İçtiğimiz birer bardak çaydan sonra izin istedik aileden. Evin yaşlı annesi, beyi, hanımefendisi içtenlikle dua etti yüzümüze karşı. Her şeyin güzellikler içinde, gönlümüzce olmasını dilediler. Dönüş sırasında, öğrencilerimden tek tek yorumlarını aldım. Burak, böyle bir organizasyona öncülük ettiğim için teşekkür ettikten sonra, duygularını anlatmakta zorlandığını söyledi. Elveda’ın, bu sakatlığına rağmen beyefendinin haline şükretmesi, “Bacağım yerine kafam da kırılabilirdi, gözüm de çıkabilirdi, yatalak da olabilirdim.” demesi dikkatini çekmiş. İki Zeynep de bu tür yardım faaliyetlerine devam etmek istediklerini söylediler.
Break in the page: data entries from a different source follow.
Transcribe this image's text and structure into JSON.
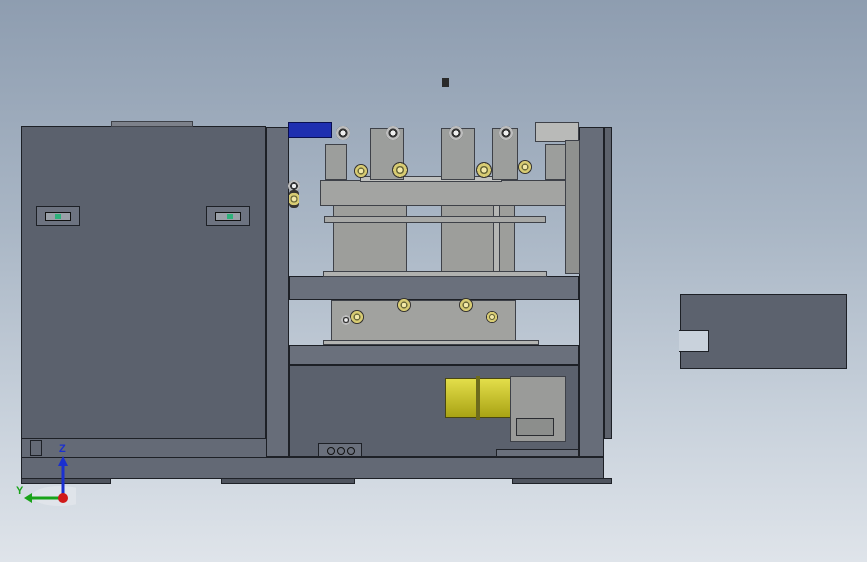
{
  "viewport": {
    "background_top": "#8e9db0",
    "background_bottom": "#dfe4ea"
  },
  "model": {
    "panel_color": "#5b616d",
    "metal_color": "#9c9e9c",
    "highlight_color": "#1f2fb0",
    "motor_color": "#c9c41a",
    "gear_color": "#d8cc73"
  },
  "triad": {
    "z_label": "Z",
    "y_label": "Y",
    "z_color": "#1a2fd0",
    "y_color": "#19a319",
    "x_color": "#d01a1a"
  }
}
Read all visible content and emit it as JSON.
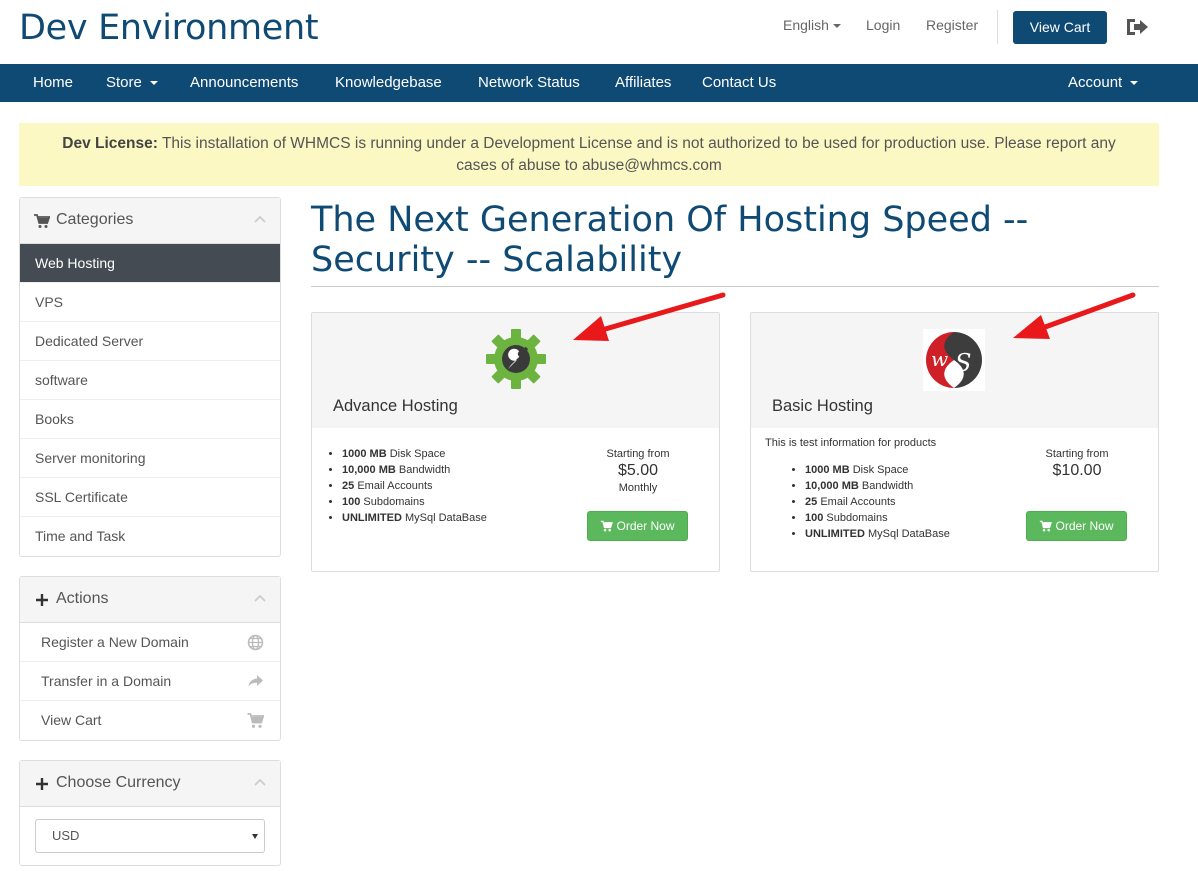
{
  "header": {
    "brand": "Dev Environment",
    "language": "English",
    "login": "Login",
    "register": "Register",
    "view_cart": "View Cart"
  },
  "nav": {
    "items": [
      "Home",
      "Store",
      "Announcements",
      "Knowledgebase",
      "Network Status",
      "Affiliates",
      "Contact Us"
    ],
    "account": "Account"
  },
  "alert": {
    "label": "Dev License:",
    "message": "This installation of WHMCS is running under a Development License and is not authorized to be used for production use. Please report any cases of abuse to abuse@whmcs.com"
  },
  "sidebar": {
    "categories": {
      "title": "Categories",
      "items": [
        "Web Hosting",
        "VPS",
        "Dedicated Server",
        "software",
        "Books",
        "Server monitoring",
        "SSL Certificate",
        "Time and Task"
      ],
      "active": "Web Hosting"
    },
    "actions": {
      "title": "Actions",
      "items": [
        "Register a New Domain",
        "Transfer in a Domain",
        "View Cart"
      ]
    },
    "currency": {
      "title": "Choose Currency",
      "selected": "USD"
    }
  },
  "main": {
    "title": "The Next Generation Of Hosting Speed -- Security -- Scalability",
    "products": [
      {
        "name": "Advance Hosting",
        "description": "",
        "features": [
          {
            "value": "1000 MB",
            "label": "Disk Space"
          },
          {
            "value": "10,000 MB",
            "label": "Bandwidth"
          },
          {
            "value": "25",
            "label": "Email Accounts"
          },
          {
            "value": "100",
            "label": "Subdomains"
          },
          {
            "value": "UNLIMITED",
            "label": "MySql DataBase"
          }
        ],
        "starting_from": "Starting from",
        "price": "$5.00",
        "cycle": "Monthly",
        "order_label": "Order Now"
      },
      {
        "name": "Basic Hosting",
        "description": "This is test information for products",
        "features": [
          {
            "value": "1000 MB",
            "label": "Disk Space"
          },
          {
            "value": "10,000 MB",
            "label": "Bandwidth"
          },
          {
            "value": "25",
            "label": "Email Accounts"
          },
          {
            "value": "100",
            "label": "Subdomains"
          },
          {
            "value": "UNLIMITED",
            "label": "MySql DataBase"
          }
        ],
        "starting_from": "Starting from",
        "price": "$10.00",
        "cycle": "",
        "order_label": "Order Now"
      }
    ]
  },
  "colors": {
    "brand": "#0e4a74",
    "alert_bg": "#fcf8c3",
    "active_item": "#444b52",
    "order_button": "#5cb85c",
    "gear": "#6cb33f",
    "annotation_arrow": "#e8181b"
  }
}
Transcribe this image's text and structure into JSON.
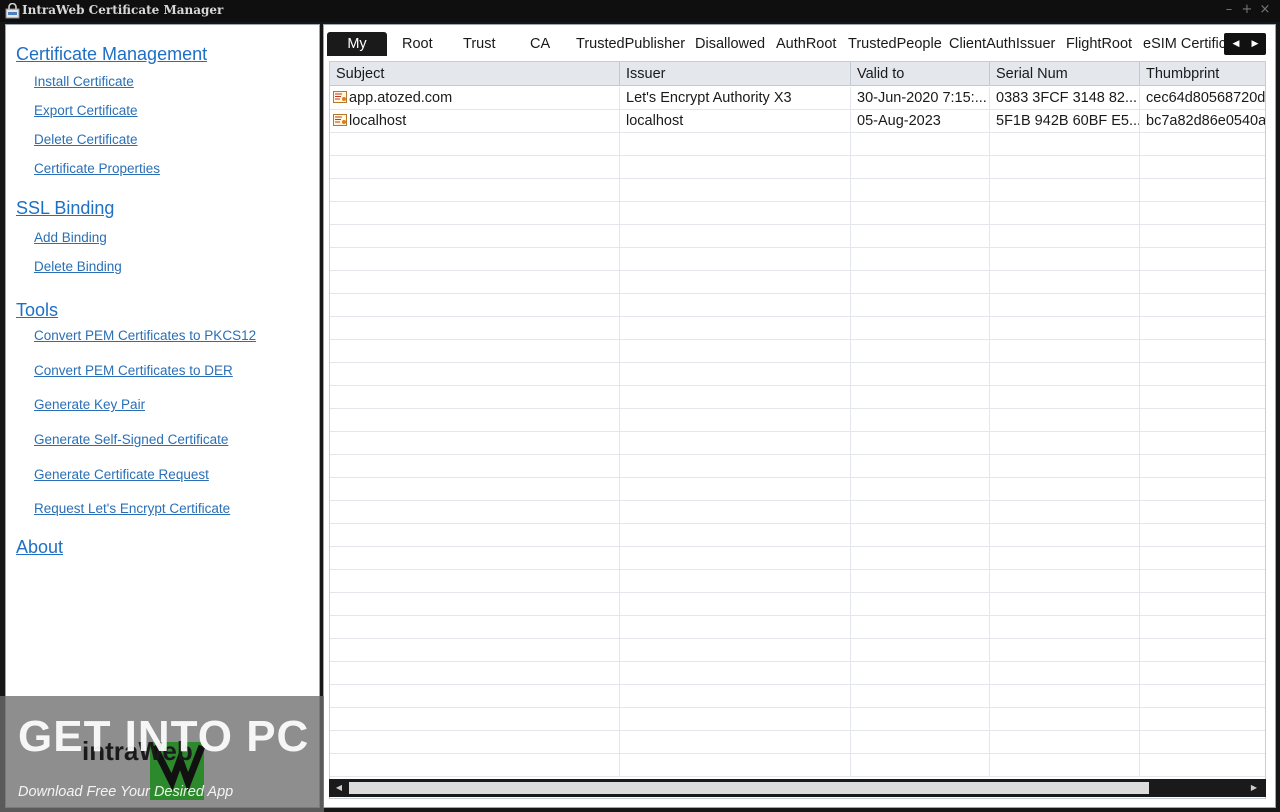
{
  "window": {
    "title": "IntraWeb Certificate Manager",
    "controls": [
      "–",
      "+",
      "×"
    ]
  },
  "sidebar": {
    "sections": [
      {
        "label": "Certificate Management",
        "items": [
          "Install Certificate",
          "Export Certificate",
          "Delete Certificate",
          "Certificate Properties"
        ]
      },
      {
        "label": "SSL Binding",
        "items": [
          "Add Binding",
          "Delete Binding"
        ]
      },
      {
        "label": "Tools",
        "items": [
          "Convert PEM Certificates to PKCS12",
          "Convert PEM Certificates to DER",
          "Generate Key Pair",
          "Generate Self-Signed Certificate",
          "Generate Certificate Request",
          "Request Let's Encrypt Certificate"
        ]
      },
      {
        "label": "About",
        "items": []
      }
    ]
  },
  "tabs": {
    "active": "My",
    "labels": [
      "My",
      "Root",
      "Trust",
      "CA",
      "TrustedPublisher",
      "Disallowed",
      "AuthRoot",
      "TrustedPeople",
      "ClientAuthIssuer",
      "FlightRoot",
      "eSIM Certification"
    ],
    "left_arrow": "◀",
    "right_arrow": "▶"
  },
  "grid": {
    "columns": [
      "Subject",
      "Issuer",
      "Valid to",
      "Serial Num",
      "Thumbprint"
    ],
    "rows": [
      [
        "app.atozed.com",
        "Let's Encrypt Authority X3",
        "30-Jun-2020 7:15:...",
        "0383 3FCF 3148 82...",
        "cec64d80568720d"
      ],
      [
        "localhost",
        "localhost",
        "05-Aug-2023",
        "5F1B 942B 60BF E5...",
        "bc7a82d86e0540a"
      ]
    ]
  },
  "watermark": {
    "title": "GET INTO PC",
    "subtitle": "Download Free Your Desired App",
    "logo_text": "intraWeb"
  },
  "colors": {
    "link": "#2a6fb5",
    "section": "#1f6fc4",
    "titlebar": "#0f0f0f",
    "active_tab": "#1a1a1a"
  }
}
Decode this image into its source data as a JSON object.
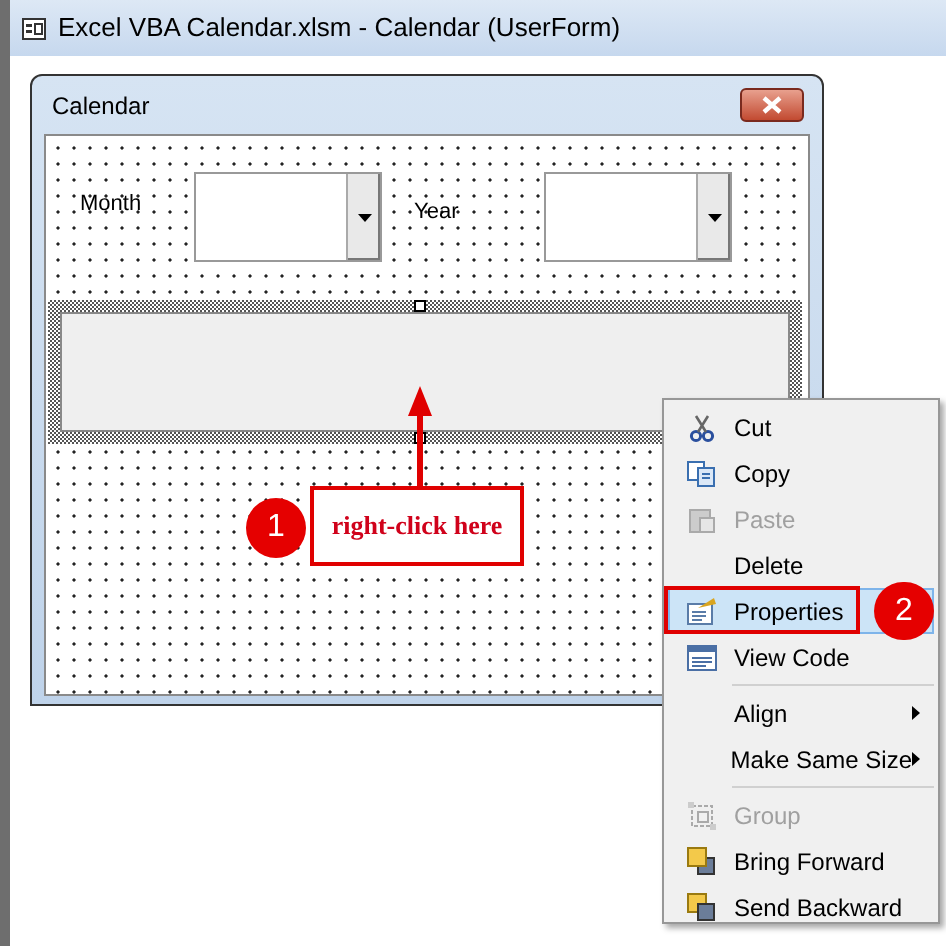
{
  "window": {
    "title": "Excel VBA Calendar.xlsm - Calendar (UserForm)"
  },
  "userform": {
    "title": "Calendar",
    "fields": [
      {
        "label": "Month"
      },
      {
        "label": "Year"
      }
    ]
  },
  "context_menu": [
    {
      "kind": "item",
      "label": "Cut",
      "disabled": false,
      "selected": false
    },
    {
      "kind": "item",
      "label": "Copy",
      "disabled": false,
      "selected": false
    },
    {
      "kind": "item",
      "label": "Paste",
      "disabled": true,
      "selected": false
    },
    {
      "kind": "item",
      "label": "Delete",
      "disabled": false,
      "selected": false
    },
    {
      "kind": "item",
      "label": "Properties",
      "disabled": false,
      "selected": true
    },
    {
      "kind": "item",
      "label": "View Code",
      "disabled": false,
      "selected": false
    },
    {
      "kind": "separator"
    },
    {
      "kind": "submenu",
      "label": "Align",
      "disabled": false,
      "selected": false
    },
    {
      "kind": "submenu",
      "label": "Make Same Size",
      "disabled": false,
      "selected": false
    },
    {
      "kind": "separator"
    },
    {
      "kind": "item",
      "label": "Group",
      "disabled": true,
      "selected": false
    },
    {
      "kind": "item",
      "label": "Bring Forward",
      "disabled": false,
      "selected": false
    },
    {
      "kind": "item",
      "label": "Send Backward",
      "disabled": false,
      "selected": false
    }
  ],
  "callouts": [
    {
      "number": "1",
      "text": "right-click here"
    },
    {
      "number": "2"
    }
  ]
}
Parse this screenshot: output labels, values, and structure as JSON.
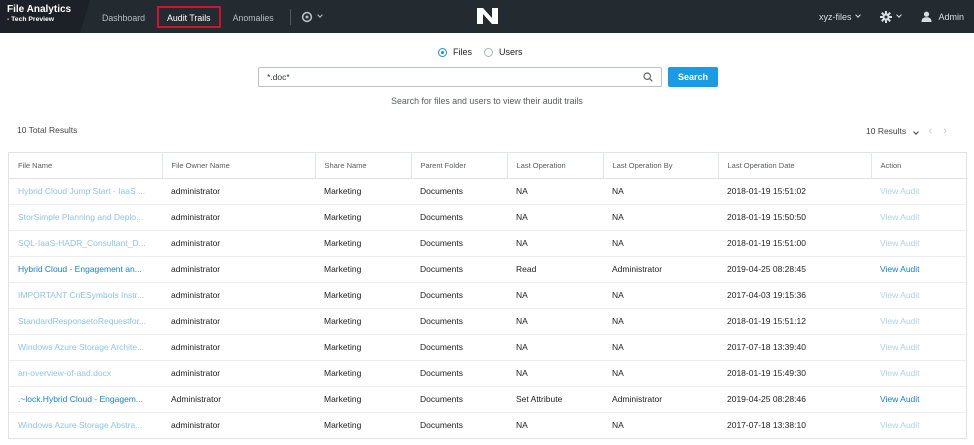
{
  "app": {
    "title": "File Analytics",
    "subtitle": "- Tech Preview"
  },
  "nav": {
    "items": [
      {
        "label": "Dashboard",
        "active": false
      },
      {
        "label": "Audit Trails",
        "active": true
      },
      {
        "label": "Anomalies",
        "active": false
      }
    ],
    "settings_icon": "gear-icon",
    "logo_icon": "nutanix-logo-icon"
  },
  "header_right": {
    "cluster": "xyz-files",
    "user": "Admin",
    "settings_icon": "gear-icon",
    "user_icon": "user-icon"
  },
  "search": {
    "modes": [
      {
        "label": "Files",
        "selected": true
      },
      {
        "label": "Users",
        "selected": false
      }
    ],
    "value": "*.doc*",
    "button_label": "Search",
    "hint": "Search for files and users to view their audit trails"
  },
  "results": {
    "total": "10 Total Results",
    "per_page": "10 Results"
  },
  "table": {
    "columns": [
      "File Name",
      "File Owner Name",
      "Share Name",
      "Parent Folder",
      "Last Operation",
      "Last Operation By",
      "Last Operation Date",
      "Action"
    ],
    "rows": [
      {
        "file": "Hybrid Cloud Jump Start - IaaS ...",
        "owner": "administrator",
        "share": "Marketing",
        "folder": "Documents",
        "op": "NA",
        "by": "NA",
        "date": "2018-01-19 15:51:02",
        "action": "View Audit",
        "active": false
      },
      {
        "file": "StorSimple Planning and Deplo...",
        "owner": "administrator",
        "share": "Marketing",
        "folder": "Documents",
        "op": "NA",
        "by": "NA",
        "date": "2018-01-19 15:50:50",
        "action": "View Audit",
        "active": false
      },
      {
        "file": "SQL-IaaS-HADR_Consultant_D...",
        "owner": "administrator",
        "share": "Marketing",
        "folder": "Documents",
        "op": "NA",
        "by": "NA",
        "date": "2018-01-19 15:51:00",
        "action": "View Audit",
        "active": false
      },
      {
        "file": "Hybrid Cloud - Engagement an...",
        "owner": "administrator",
        "share": "Marketing",
        "folder": "Documents",
        "op": "Read",
        "by": "Administrator",
        "date": "2019-04-25 08:28:45",
        "action": "View Audit",
        "active": true
      },
      {
        "file": "IMPORTANT CnESymbols Instr...",
        "owner": "administrator",
        "share": "Marketing",
        "folder": "Documents",
        "op": "NA",
        "by": "NA",
        "date": "2017-04-03 19:15:36",
        "action": "View Audit",
        "active": false
      },
      {
        "file": "StandardResponsetoRequestfor...",
        "owner": "administrator",
        "share": "Marketing",
        "folder": "Documents",
        "op": "NA",
        "by": "NA",
        "date": "2018-01-19 15:51:12",
        "action": "View Audit",
        "active": false
      },
      {
        "file": "Windows Azure Storage Archite...",
        "owner": "administrator",
        "share": "Marketing",
        "folder": "Documents",
        "op": "NA",
        "by": "NA",
        "date": "2017-07-18 13:39:40",
        "action": "View Audit",
        "active": false
      },
      {
        "file": "an-overview-of-aad.docx",
        "owner": "administrator",
        "share": "Marketing",
        "folder": "Documents",
        "op": "NA",
        "by": "NA",
        "date": "2018-01-19 15:49:30",
        "action": "View Audit",
        "active": false
      },
      {
        "file": ".~lock.Hybrid Cloud - Engagem...",
        "owner": "Administrator",
        "share": "Marketing",
        "folder": "Documents",
        "op": "Set Attribute",
        "by": "Administrator",
        "date": "2019-04-25 08:28:46",
        "action": "View Audit",
        "active": true
      },
      {
        "file": "Windows Azure Storage Abstra...",
        "owner": "administrator",
        "share": "Marketing",
        "folder": "Documents",
        "op": "NA",
        "by": "NA",
        "date": "2017-07-18 13:38:10",
        "action": "View Audit",
        "active": false
      }
    ]
  }
}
Burcu’nun “Üst geçitte insanları tartarak ailenin geçimini sağlayan çocuğu bulalım ve ona yardım edelim, ayrıca bu aileye tekrar gelelim.” önerisini diğer arkadaşları da onayladı. Ben de “Kurban Bayramı’nda gelebiliriz.” dedim.

Yardıma muhtaçlar yalnız bu ayda yok, her zaman var. Ramazan iklimi, onlara ulaşmamız için ortam hazırlıyor. Hayvani hislerimiz biraz daha köreliyor, iyilik melekelerimiz güçleniyor. Nefis zayıflıyor, inanç kavileşiyor. Keşke, yılın her ayı Ramazan olsa, diyor insan. Bu mümkün. Gelin şimdi bir iyilik hareketi başlatalım: “Yeryüzünde bir tane maddi ve manevi yoksul kalmayana kadar mücadele etmek, varlık nedenimdir.” diyelim.